Results. Two hundred twenty-six observations were made in the preintervention… period and 261 in the postintervention period (83% were of physicians). Stethoscope disinfection compliance increased significantly from a baseline of 34% to 59% postintervention (P <. 001). In adjusted analyses, the postintervention period was associated with improved disinfection among both physicians (odds ratio [OR], 2.3 [95% confidence interval (CI), 1.4–3.5]) and nurses (OR, 14.3 [95% CI, 4.6–44.6]). Additional factors independently associated with disinfection included subspecialty unit (vs general pediatrics; OR, 0.5 [95% CI, 0.3–0.8]) and contact precautions (OR, 2.3 [95% CI, 1.2–4.1]).

Conclusions. Providing stethoscope disinfection supplies and visible reminders outside of patient rooms significantly increased stethoscope disinfection rates among physicians and nurses at a children's hospital. This simple intervention could be replicated at other healthcare facilities.

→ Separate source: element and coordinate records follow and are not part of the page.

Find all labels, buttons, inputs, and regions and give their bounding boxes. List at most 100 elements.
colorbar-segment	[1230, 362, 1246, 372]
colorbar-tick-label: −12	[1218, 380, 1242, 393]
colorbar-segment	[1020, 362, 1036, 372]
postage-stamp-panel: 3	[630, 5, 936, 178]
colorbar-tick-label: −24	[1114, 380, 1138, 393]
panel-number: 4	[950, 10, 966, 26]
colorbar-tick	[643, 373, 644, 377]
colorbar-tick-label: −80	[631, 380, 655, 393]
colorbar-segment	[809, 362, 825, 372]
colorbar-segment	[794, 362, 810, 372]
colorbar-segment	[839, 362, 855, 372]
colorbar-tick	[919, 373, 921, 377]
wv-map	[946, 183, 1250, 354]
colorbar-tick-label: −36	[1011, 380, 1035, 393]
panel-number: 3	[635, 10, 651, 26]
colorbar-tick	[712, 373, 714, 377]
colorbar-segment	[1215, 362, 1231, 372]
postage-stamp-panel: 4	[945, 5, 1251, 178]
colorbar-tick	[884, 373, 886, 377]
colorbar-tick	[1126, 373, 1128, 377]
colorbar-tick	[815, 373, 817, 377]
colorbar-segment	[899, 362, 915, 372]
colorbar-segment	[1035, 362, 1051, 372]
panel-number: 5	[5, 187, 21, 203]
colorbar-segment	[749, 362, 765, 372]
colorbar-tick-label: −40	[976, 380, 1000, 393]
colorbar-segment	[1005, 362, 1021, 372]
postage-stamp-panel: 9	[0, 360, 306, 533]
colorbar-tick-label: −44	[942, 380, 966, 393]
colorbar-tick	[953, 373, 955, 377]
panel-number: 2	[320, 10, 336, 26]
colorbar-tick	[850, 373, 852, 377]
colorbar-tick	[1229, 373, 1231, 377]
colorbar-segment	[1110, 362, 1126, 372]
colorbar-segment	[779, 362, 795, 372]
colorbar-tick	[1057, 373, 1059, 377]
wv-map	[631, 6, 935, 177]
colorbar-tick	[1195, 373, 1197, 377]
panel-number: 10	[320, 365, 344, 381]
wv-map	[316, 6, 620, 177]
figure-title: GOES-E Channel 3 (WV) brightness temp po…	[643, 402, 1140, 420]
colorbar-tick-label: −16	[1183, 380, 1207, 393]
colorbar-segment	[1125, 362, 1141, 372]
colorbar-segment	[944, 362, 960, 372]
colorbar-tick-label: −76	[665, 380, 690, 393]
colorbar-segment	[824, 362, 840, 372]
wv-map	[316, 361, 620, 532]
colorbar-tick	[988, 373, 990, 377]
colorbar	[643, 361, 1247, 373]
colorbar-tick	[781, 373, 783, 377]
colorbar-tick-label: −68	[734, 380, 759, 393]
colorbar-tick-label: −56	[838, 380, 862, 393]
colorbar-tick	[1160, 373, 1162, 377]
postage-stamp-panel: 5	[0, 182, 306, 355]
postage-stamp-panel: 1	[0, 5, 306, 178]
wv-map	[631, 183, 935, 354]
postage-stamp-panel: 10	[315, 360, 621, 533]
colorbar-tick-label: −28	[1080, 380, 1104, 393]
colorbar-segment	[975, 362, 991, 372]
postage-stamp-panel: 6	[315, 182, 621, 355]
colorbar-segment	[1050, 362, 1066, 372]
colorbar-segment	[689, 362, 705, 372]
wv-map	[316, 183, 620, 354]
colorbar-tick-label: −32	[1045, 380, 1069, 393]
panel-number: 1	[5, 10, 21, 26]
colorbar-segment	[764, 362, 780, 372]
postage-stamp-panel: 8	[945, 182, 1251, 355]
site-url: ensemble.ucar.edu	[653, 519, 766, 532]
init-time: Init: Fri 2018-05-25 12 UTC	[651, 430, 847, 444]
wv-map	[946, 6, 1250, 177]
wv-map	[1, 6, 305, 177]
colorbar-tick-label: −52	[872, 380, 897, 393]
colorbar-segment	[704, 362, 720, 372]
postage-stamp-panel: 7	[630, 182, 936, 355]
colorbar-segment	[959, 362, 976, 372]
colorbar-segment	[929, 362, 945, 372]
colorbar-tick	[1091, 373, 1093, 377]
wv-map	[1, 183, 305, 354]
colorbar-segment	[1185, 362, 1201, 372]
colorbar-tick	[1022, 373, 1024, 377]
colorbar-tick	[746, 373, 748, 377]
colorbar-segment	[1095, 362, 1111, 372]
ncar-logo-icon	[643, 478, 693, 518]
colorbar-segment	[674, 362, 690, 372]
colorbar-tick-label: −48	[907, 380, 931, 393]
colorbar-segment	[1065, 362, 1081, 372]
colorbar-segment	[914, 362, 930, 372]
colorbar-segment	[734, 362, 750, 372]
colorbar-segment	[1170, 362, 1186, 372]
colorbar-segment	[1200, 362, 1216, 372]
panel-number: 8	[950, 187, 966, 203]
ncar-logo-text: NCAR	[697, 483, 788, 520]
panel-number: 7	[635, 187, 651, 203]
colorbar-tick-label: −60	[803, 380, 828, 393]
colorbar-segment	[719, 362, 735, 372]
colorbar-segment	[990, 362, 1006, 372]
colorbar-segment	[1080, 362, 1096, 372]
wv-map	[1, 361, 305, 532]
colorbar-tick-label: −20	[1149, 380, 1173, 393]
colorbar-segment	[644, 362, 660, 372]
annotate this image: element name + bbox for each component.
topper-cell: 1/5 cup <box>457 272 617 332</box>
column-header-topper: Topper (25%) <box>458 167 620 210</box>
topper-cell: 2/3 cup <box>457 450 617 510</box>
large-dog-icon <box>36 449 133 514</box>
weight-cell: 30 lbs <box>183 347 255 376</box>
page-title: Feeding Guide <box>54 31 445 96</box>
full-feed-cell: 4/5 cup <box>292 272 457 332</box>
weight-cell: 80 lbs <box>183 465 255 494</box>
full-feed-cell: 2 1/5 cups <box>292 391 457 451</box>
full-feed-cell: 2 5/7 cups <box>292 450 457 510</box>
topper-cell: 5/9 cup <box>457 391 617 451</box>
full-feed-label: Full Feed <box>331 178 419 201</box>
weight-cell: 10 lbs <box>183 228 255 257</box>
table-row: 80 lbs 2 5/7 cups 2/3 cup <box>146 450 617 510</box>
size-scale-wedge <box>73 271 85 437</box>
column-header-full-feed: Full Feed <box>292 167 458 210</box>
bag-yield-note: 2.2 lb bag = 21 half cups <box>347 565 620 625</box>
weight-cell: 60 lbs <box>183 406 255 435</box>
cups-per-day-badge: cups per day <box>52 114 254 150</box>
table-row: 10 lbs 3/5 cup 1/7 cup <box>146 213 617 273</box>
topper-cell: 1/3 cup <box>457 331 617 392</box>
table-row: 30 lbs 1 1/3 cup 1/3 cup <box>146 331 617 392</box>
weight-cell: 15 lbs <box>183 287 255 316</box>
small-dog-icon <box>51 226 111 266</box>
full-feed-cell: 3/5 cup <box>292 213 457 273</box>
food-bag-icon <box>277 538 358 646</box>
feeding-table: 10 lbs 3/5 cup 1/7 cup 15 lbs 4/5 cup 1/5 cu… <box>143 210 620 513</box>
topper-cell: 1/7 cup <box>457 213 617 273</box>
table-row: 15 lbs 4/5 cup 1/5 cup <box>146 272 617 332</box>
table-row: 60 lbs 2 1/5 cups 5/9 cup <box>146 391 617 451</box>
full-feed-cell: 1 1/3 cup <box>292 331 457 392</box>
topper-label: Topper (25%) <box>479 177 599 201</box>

Future research should assess the impact on patient infections.


Several studies have demonstrated that stethoscope membranes harbor pathogenic bacteria, including methicillin-resistant Staphylococcus aureus,[1–4] vancomycin-resistant enterococci,[5–7] and Clostridium difficile.[8] While direct evidence linking contaminated stethoscopes with patient infections remains sparse outside of outbreak settings, stethoscopes inoculated with C. difficile and methicillin-resistant Staphylococcus aureus were recently shown to transmit these bacteria to skin,[9] highlighting the potential role of contaminated stethoscopes in transmission of organisms between patients.

Despite the availability of disinfectants that can reduce the burden of bacterial contamination on stethoscope diaphragms, only a minority of healthcare providers regularly disinfect their stethoscopes.[10,11] In a survey we conducted at Boston Children's Hospital in 2010, only 24% of physicians and nurses reported routinely disinfecting their stethoscope after every use, even though 76% believed that infection transmission occurs via stethoscopes.[12] In multivariate analyses, barriers to stethoscope disinfection after every use included lack of time, lack of access to disinfection material, and lack of visual reminders to disinfect. On the basis of these findings, we hypothesized that installing baskets filled with alcohol prep pads outside of patient rooms, with a visual reminder to disinfect, could significantly improve stethoscope disinfection practices. We therefore undertook a project to provide these materials at the point of patient care and sought to assess the impact of this intervention on providers' stethoscope disinfection rates.